Yeah, it's not really advisable. It actually does work well the problem is it takes a lot of skill and mental discipline to do it. If you have that much skill and mental discipline to quickly flip, than it's better to just wait and identify the setup and take it straight up. It's basically just an additional tool that a strong trader can "potentially" learn to use.

In other words it works for people who already know how to trade at a high level and are consistent, strong mentality and properly funded. If you're just flipping it because you're down "x" and had no edge to begin with, than it's pointless. The reason is clear because you need the first edge to be one, because once you see that edge failing and you know it normally doesn't than you can flip because you expect an outsized move in the opposite direction due to that setup failing.

Here's an example though:

Let's say the overnight low hasn't been broken yet and you take a short position based upon your entry vehicle, stats, probability, confluence and whatever else you have.

We head toward the low multiple times but never get to it. You notice on a smaller chart that we're breaking micro lows by only a tick or two and immediately reversing up. This can be a sign of people being trapped short and also potentially stopping out weak longs. This can be an indication that your setup isn't going to work and market is getting overloaded to one side. So you would have a point where we get above that it's likely going to squeeze any shorts and also attract new buyers. If we cross that threshold than you would flip your short long.
 
So at the core, it comes down to this: Is your reversed trade better than a random entry? As was already pointed out, your stop is a mostly random artifact (notwithstanding aggregate behavior of retail traders, where the casual claim is that retails are forced out at the worst possible time... which is opposite to this idea).

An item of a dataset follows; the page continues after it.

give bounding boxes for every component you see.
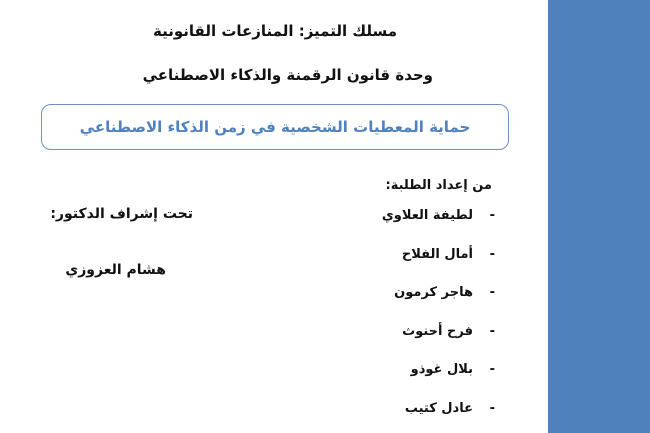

HOWEVER as a discretionary trader there can be value in understanding that something has happened that's driving a big market move, and if that move is opposite to your initial trade, you better correct your trade. But then you indeed have a reason for thinking you're better than random.

Back to your OP: Just drop the idea of "recovering" a loss, nothing productive lies in that way of thinking.
 
Saw thread title a second time and realize the premise is wrong.

Once a loss is taken don't think about ... getting it back. Think about the next trade as another opportunity possible to make a gain.

A gain that may or may not cover prior loss.

Each trade is separate. Done. Move on.
 
I think you could make that 1-tick work if you traded manually off a one minute chart, instead of trying to automate it. Have you tried that in SIM?
I wasn't going to jeopardize my free Big Mac. Of course only tried new stuffs in Sim.

1-tick is hard, ended up made way too many trades within 1 minutes and slippages killed profit.